Once you know who the relevant people are, you can decide how to approach them. There is a variety of research methods to collect CX data, including surveys, interviews, observations, auto-ethnography, cultural probes, and mobile ethnography. All of them have their pros and cons, thus it depends on you which method you think is most promising in collecting useful and actionable data. As each method comes with certain biases and yields specific types of data, you should never use only one method for CX research. Instead, use method triangulation to level out potential biases by applying two or more methods at the same time:
Customers are provided with the same questionnaire
Customers are asked to talk about specific issues or experiences
Customers are observed during the situation of interest
Customers observe themselves, reflect about themselves
Customers collect diverse material in the situation of interest
Customers use their mobile phone to report experiences in real-time
Depending on the method chosen you can collect diverse data types: text, numbers, photos, videos, audio recordings, or artifacts. Each media offers different insights and the combination extends the view enormously.

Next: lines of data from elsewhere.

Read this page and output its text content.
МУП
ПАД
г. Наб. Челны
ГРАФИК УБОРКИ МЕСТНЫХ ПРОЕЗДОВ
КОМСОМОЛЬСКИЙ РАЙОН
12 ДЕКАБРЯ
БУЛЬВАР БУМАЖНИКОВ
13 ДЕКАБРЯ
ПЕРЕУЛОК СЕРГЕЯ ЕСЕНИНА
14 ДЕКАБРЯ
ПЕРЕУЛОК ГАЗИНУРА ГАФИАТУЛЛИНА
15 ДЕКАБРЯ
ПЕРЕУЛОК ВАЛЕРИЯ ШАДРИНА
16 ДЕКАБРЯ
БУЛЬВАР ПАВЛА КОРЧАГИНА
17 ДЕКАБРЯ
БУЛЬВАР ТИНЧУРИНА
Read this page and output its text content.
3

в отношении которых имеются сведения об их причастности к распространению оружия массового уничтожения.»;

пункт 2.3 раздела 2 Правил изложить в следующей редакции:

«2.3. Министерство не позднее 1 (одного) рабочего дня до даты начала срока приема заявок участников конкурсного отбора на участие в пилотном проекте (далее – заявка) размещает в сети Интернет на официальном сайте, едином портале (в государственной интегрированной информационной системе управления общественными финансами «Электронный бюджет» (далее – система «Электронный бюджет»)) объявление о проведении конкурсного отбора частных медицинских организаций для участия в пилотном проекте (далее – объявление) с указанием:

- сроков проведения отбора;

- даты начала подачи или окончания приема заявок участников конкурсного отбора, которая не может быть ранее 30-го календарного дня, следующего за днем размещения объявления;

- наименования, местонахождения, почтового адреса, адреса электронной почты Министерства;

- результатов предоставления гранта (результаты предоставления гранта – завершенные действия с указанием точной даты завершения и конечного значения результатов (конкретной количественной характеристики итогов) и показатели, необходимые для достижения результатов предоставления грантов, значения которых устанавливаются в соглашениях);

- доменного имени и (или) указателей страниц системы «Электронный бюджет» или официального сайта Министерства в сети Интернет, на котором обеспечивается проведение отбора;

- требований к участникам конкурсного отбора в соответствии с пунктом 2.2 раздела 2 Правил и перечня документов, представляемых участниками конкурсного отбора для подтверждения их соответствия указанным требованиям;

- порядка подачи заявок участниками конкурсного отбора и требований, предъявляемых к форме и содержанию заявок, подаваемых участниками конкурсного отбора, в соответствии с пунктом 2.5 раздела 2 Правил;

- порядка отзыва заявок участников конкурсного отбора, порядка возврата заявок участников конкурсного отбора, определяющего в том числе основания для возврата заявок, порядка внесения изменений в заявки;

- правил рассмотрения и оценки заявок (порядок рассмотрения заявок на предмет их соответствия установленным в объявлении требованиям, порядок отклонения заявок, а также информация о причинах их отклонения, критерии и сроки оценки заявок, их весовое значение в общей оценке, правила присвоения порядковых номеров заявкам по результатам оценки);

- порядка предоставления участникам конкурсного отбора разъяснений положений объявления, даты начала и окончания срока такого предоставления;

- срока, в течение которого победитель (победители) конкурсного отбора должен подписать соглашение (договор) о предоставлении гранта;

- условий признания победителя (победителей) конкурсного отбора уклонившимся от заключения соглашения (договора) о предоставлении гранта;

Depending on your research method, you can analyse your data differently. Since most of CX research methods have their roots in qualitative research, analysis is often done by codifying data. Codifying data is the process of assigning specific keywords to all pieces of data you collected - might it be a quote from a customer, a photo, or an artifact - in order to count the number of keywords afterwards. This allows researchers to get an overview of the most relevant keywords.
When analysing data, keep in mind that any researcher is biased by his or her past experiences and knowledge. Thus, including more than one researcher into analysis helps to increase objectivity. Researcher triangulation is also helpful to gain diverse views onto the same set of data. This allows you to discuss critical points and by doing so gain an even deeper understanding.
Once you have done your first analysis and you’ve found first critical moments in your customer's’ journey, you can start to improve your service offering. You do not have to find every error in the first attempt. The research is not about exact percentages of how critical a specific issue is, but to get a ranking of user needs, problems, and desires. This is similar to a usability test in software development. You start by fixing the biggest problems first and then start another research loop to identify the next greatest issues. It is best to start by fixing some of the issues, then repeat the research process and do another loop.
Also, check to make sure you really got the data you needed. If this is not the case,you might need to choose another sample, or simply brief your participants more clearly.